I have a whole set of such texts, and then, when a new one arrives, I need to determine whether there are similar products in my database and measure how similar they are (on a scale from 0 to 100%).

The thing is: the texts may be in two different languages: Ukrainian and Russian. Also, if there is a foreign brand (like, Coca Cola), it will be written in English.

My initial idea on solving this task was to get multilingual word embeddings (where similar words in different languages are located nearby) and find the distance between those texts. However, I am not sure how efficient this will be, and if it is ok, what to start with.

Because each text I have is just a set of product characteristics, some word embeddings based on a context may not work (I'm not sure in this statement, it is just my assumption).

So far, I have tried to get familiar with the MUSE framework, but I encountered an issue with faiss installation.

Hence, my questions are:

  • Is my idea with word embeddings worth trying?
  • Is there maybe a better approach?
  • If the idea with word embeddings is okay, which ones should I use?

Note: I have Windows 10 (in case some libraries don't work on Windows), and I need the library to work with Ukrainian and Russian languages.

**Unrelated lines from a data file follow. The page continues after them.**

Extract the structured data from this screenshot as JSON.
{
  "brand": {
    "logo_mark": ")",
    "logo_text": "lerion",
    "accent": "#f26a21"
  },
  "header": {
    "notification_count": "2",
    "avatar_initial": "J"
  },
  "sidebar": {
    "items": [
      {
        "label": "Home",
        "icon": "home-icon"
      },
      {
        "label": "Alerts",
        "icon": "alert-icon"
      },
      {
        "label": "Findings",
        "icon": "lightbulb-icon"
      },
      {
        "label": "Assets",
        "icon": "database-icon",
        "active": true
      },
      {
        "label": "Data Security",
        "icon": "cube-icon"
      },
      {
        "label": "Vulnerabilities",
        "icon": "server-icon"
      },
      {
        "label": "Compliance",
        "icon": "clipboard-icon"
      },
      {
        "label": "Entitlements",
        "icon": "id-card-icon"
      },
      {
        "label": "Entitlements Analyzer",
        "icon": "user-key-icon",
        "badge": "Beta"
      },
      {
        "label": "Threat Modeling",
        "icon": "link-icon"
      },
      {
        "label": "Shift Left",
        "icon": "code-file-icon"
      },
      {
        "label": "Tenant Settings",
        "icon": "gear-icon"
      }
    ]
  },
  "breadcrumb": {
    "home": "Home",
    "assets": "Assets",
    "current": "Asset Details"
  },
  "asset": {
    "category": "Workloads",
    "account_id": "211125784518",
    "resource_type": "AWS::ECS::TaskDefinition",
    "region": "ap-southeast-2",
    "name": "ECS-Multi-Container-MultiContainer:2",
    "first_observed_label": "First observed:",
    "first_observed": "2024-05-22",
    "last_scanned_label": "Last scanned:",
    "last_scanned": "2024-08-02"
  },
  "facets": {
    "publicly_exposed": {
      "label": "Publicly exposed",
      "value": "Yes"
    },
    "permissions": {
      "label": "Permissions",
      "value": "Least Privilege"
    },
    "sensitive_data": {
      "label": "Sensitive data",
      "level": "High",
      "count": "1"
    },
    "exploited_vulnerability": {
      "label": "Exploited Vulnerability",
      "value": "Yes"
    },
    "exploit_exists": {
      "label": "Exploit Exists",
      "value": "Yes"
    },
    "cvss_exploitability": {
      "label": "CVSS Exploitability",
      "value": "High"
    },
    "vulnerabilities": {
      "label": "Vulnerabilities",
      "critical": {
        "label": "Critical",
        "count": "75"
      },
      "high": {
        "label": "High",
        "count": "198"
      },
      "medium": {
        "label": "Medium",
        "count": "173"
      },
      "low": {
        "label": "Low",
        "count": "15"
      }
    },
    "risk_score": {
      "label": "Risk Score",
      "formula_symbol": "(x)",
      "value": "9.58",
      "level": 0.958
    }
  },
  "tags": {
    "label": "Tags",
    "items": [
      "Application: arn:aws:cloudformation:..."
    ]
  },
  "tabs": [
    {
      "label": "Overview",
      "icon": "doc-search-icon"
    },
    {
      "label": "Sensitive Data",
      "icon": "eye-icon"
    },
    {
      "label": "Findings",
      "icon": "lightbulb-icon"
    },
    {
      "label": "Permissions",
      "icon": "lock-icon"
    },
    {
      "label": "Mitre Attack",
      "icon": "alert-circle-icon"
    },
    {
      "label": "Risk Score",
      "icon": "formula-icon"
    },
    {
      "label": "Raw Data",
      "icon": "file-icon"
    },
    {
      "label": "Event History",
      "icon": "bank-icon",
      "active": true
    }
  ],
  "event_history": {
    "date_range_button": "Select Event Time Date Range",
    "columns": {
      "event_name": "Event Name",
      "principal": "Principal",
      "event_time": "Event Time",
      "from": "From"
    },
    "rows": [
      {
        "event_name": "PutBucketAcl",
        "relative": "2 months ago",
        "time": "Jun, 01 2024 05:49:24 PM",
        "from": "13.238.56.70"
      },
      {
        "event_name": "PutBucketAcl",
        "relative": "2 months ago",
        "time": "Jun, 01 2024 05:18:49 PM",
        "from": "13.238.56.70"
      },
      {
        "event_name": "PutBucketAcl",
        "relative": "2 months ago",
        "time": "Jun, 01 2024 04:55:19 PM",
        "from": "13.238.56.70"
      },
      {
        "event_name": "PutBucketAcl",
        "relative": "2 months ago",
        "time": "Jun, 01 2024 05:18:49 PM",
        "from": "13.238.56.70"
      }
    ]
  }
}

Thanks in advance for any help! Any advice would be highly appreciated!


Solution

  • Let's say that your task is about a fine-grained entity recognition. I think you have a well defined entities: brand, size etc... So, these features that defines a product each could be a vector, which means your products could be represented with a matrix. You can potentially represent each feature with an embedding. Or mixture of the embedding and one-hot vectors.

    Here is how.

    1. Define a list of product features: product name, brand name, size, weight.
    2. For each product feature, you need a text recognition model: E.g. with brand recognition you find what part of the text is its brand name.
    3. Use machine translation if it is possible to make unified language representation for all sub texts. E.g. Coca Cola to ru Кока-Кола, en Coca Cola.
    4. Use contextual embeddings (i.e. huggingface multilingial BERT or something better) to convert prompted text into one vector.
    5. In order to compare two products, compare their feature vectors: what is the average similarity between two feature array. You can also decide what is the weight on each feature.
    6. Try other vectorization methods. Perhaps you dont want to mix brand knockoffs: "Coca Cola" is similar to "Cool Cola". So, maybe embeddings aren't good for brand names and size and weight but good enough for product names. If you want an exact match, you need a hash function for their text. On their multi-lingual prompt-engineered text.
    7. You can also extend each feature vectors, with concatenations of several embeddings or one hot vector of their source language and things like that.

    There is no definitive answer here, you need to experiment and test to see what is the best solution. You cam create a test set and make benchmarks for your solutions.